Van Der Graaf Generator


Eclectic Prog

4.49 | 1849 ratings

From, the ultimate progressive rock music website

The Monodrone
5 stars 4.5 stars for Godbluff by Van der Graaf Generator.

Godbluff: my introduction into the majestic world of Van der Graaf Generator. Though I was deteremined to shoot down this album after a few careful listens, it started to really grow on me; of this I am very fortunate. What is held within the disc encased in quite plain black artwork and plastic is amazingly good, and quite addictive, I might add! 'Undercover Man' starts the album off quite eerily, yet very strongly. "Arrow" is a strong, aggressive number that usually brings the hairs on the back of my neck up when Hammill screams, "impaled upon the arroooooww!" A mind-numbingly good track that makes the album for me.

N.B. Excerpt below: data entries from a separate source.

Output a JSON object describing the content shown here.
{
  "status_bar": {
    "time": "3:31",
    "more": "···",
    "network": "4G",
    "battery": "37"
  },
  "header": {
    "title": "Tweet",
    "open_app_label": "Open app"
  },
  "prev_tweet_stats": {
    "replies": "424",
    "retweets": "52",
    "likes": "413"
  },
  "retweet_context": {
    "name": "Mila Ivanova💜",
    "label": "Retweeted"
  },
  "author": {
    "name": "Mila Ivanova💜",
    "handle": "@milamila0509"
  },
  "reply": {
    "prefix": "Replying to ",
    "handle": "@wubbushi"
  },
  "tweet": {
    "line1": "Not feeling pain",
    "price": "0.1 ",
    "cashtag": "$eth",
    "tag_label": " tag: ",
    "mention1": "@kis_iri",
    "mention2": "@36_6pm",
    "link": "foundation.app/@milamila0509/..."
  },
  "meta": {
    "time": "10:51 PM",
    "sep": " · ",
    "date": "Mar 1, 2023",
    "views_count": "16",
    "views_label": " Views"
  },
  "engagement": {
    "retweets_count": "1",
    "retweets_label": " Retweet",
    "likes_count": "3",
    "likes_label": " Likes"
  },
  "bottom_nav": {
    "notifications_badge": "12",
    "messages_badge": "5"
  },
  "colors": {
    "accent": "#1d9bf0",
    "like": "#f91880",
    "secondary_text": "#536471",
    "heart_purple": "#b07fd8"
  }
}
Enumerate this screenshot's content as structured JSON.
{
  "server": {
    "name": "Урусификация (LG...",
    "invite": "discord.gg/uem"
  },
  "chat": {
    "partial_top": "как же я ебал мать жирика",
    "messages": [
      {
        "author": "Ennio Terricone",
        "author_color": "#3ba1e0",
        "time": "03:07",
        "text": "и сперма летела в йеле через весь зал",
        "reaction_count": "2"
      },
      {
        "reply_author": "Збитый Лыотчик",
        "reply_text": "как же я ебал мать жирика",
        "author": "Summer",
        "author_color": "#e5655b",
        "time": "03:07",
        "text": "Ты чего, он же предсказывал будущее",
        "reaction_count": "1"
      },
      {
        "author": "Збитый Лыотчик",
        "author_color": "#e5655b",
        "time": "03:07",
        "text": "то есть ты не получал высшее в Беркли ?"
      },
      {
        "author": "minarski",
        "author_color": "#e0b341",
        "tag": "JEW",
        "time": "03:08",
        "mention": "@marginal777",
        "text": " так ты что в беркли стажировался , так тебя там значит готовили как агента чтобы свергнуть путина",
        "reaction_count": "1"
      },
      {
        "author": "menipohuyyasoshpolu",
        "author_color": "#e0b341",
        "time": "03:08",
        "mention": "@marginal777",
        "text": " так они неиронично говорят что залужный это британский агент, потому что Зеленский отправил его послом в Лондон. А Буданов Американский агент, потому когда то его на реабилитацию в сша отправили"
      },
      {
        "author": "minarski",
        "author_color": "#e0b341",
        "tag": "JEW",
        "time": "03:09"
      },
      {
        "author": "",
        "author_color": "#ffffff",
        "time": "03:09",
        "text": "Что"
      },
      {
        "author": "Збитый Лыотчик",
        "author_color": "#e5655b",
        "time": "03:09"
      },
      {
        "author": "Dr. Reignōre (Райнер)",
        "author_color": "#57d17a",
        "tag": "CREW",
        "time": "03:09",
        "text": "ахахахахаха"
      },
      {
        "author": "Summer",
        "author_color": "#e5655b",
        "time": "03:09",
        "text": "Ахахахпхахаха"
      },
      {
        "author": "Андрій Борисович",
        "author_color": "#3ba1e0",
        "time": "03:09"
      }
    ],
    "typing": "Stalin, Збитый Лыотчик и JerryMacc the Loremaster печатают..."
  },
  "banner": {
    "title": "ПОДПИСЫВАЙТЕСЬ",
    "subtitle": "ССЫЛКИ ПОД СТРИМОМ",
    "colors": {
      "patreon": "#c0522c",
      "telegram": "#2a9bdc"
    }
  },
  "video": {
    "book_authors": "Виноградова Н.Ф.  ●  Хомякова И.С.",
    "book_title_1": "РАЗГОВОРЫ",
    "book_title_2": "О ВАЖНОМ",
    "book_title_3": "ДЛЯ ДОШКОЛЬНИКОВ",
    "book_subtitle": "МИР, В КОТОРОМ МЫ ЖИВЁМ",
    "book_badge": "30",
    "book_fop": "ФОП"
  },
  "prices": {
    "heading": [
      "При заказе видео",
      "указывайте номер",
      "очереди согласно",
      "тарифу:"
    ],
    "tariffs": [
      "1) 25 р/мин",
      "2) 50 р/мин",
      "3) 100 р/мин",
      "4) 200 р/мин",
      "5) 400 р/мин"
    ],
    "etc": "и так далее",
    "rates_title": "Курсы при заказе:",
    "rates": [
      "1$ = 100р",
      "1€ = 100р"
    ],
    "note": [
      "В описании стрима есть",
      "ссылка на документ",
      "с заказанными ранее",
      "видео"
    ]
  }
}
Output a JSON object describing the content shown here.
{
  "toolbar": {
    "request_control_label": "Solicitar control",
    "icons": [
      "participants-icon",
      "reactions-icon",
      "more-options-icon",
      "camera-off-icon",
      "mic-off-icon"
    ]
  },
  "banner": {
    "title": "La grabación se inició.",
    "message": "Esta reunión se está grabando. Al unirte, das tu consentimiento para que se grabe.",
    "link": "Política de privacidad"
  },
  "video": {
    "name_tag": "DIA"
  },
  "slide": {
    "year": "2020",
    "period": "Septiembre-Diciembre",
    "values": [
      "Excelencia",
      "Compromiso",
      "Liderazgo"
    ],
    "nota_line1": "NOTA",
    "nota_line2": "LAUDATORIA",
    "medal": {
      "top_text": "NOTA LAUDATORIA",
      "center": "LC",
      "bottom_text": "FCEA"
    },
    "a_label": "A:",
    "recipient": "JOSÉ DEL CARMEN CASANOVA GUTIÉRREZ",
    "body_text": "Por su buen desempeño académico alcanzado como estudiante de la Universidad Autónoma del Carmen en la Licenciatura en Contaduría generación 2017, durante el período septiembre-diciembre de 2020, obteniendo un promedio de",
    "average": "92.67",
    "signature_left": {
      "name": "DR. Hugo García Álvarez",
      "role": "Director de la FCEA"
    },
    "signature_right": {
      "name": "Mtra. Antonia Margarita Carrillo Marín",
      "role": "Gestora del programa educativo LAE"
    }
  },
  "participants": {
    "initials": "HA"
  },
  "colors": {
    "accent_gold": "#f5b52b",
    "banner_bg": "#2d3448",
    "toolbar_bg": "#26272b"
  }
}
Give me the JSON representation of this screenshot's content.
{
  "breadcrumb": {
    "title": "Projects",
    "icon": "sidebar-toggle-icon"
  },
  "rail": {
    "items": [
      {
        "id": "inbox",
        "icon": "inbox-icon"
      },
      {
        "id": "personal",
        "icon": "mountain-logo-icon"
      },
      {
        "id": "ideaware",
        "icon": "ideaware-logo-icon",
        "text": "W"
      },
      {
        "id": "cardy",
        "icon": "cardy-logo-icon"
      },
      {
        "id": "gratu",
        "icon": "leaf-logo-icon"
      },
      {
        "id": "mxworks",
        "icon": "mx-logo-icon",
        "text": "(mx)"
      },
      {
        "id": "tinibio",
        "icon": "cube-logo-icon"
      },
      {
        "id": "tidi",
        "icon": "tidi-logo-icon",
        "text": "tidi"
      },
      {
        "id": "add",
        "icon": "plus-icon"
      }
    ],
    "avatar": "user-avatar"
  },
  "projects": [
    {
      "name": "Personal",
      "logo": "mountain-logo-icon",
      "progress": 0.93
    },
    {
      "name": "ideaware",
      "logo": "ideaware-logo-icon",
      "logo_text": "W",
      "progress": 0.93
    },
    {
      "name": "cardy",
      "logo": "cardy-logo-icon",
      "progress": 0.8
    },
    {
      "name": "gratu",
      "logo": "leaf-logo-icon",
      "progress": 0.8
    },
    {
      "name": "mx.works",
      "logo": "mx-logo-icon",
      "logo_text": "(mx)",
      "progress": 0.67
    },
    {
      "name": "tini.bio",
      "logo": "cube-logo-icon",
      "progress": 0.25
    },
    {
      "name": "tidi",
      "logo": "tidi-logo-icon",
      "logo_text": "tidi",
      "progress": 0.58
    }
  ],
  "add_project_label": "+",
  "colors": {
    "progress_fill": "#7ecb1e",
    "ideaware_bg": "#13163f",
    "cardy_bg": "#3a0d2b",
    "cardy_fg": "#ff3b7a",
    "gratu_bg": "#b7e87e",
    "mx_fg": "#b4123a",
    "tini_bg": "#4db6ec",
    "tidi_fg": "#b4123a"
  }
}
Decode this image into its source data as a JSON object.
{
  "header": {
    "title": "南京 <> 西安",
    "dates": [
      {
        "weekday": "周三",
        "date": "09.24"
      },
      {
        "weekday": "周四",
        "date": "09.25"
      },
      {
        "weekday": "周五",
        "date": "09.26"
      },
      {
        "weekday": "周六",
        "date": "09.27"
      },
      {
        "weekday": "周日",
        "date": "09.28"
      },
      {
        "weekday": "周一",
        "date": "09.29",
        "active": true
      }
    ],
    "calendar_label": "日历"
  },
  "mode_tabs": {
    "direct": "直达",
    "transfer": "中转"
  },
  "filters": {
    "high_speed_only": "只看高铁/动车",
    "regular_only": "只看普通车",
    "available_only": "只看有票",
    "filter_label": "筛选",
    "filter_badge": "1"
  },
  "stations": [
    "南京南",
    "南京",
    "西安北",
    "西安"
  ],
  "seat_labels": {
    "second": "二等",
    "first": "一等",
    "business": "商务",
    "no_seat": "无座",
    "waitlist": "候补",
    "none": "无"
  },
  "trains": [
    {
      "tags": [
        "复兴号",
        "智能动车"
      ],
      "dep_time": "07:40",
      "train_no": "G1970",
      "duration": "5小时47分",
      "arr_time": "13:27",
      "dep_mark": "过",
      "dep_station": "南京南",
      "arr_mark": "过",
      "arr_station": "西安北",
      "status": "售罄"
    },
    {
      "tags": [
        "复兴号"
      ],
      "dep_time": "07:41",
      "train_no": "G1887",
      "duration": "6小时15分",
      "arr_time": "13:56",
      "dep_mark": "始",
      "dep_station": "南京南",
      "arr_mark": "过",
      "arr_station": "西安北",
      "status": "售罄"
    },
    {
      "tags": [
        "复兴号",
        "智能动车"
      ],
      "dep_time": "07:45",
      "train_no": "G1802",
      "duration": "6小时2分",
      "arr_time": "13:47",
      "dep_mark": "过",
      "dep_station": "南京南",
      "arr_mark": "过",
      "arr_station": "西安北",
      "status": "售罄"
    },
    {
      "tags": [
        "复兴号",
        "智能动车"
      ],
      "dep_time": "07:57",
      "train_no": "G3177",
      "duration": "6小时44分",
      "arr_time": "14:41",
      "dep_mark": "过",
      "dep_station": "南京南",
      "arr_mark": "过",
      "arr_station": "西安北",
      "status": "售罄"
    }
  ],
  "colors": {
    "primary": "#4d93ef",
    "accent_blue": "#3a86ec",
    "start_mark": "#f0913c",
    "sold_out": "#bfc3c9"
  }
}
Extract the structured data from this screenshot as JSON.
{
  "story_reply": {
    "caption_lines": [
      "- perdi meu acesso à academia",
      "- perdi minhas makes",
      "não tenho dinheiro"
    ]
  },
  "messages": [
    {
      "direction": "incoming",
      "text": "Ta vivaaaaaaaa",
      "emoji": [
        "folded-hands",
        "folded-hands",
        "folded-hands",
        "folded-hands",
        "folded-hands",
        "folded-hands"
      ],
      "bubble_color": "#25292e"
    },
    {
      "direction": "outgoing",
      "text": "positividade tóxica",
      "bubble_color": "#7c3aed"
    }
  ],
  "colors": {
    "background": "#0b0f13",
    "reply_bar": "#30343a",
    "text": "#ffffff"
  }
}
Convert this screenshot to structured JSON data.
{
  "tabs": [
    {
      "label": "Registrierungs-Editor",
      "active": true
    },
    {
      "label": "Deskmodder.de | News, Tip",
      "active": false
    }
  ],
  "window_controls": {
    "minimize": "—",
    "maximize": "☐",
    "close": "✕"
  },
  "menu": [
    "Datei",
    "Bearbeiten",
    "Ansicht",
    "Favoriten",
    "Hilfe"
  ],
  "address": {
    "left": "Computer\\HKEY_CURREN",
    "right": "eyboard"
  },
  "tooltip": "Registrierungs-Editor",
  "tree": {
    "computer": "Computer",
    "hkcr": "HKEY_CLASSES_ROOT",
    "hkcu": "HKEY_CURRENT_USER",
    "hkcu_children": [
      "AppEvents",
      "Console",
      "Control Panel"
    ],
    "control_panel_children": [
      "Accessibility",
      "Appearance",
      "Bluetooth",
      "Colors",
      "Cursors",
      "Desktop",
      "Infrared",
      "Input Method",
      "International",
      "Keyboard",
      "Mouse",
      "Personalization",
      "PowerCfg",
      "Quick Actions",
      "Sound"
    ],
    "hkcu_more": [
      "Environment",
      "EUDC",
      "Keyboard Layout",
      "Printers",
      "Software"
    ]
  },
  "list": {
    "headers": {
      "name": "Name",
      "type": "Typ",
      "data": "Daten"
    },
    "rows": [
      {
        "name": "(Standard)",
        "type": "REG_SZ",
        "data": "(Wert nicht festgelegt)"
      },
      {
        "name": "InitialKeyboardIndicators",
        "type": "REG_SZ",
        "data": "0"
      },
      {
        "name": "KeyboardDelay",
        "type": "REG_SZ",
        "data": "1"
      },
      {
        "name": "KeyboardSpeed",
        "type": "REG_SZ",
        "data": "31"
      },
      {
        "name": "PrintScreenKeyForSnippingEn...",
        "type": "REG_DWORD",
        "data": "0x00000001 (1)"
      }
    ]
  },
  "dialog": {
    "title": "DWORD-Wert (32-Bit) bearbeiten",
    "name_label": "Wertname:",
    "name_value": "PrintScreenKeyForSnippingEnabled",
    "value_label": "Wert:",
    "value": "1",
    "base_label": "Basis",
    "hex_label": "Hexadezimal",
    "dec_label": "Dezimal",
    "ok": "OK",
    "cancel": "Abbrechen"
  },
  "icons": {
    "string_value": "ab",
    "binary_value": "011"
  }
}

The only track that I have not become very fond of is the closer, "The Sleepwalkers." It's a bit repetitive and simply not as strong as the other tracks, despite its length. "Scorched Earth" is a lyrically-driven song, but boasts some very entrancing instrumentation. A smooth melody gives a hint of darkness to the track, which is bookended by more great instrumentation.

Hammill's lyrics are flawless and extremely creative and diverse. They create a very clear yet angst-full mental picture. The music matches the lyrics in ways I've never seen/heard before. Hammill is clearly a master with words, weaving them carefully to fit his vision.

Though guitar is almost non-present throughout the whole album, it is not needed. Hammill's distinct vocal theatrics are clearly an instrument, and a very strong one. The album is darker than I expected it to be, but there are moments of uplifting jazzy instrumental sections that act as the glue to Hammill's narration. The quartet of Peter Hammill (vocals, guitar), Guy Evans (percussion), Hugh Banton (organs), and David Jackson (sax & flute) are one of the tightest bands from the 70's that I've ever heard. They all seem to think on the same level musically, and the output strength is high in quality. Banton and Evans create a very smooth rhythm section while Jackson and Hammill give full life to each track. The best thing that I've discovered about the album in recent listens is the lack of pomposity, which seems to ruin many albums for me. The tracks are 97% flawlessly executed and very well written. A recommendation for anyone at all who doesn't have this album yet. Give it at least 3 listens before you judge it though. The 2005 remaster, by the way, is the way to go: crystal clear sound and yet it preserves that classic retro sound we all love.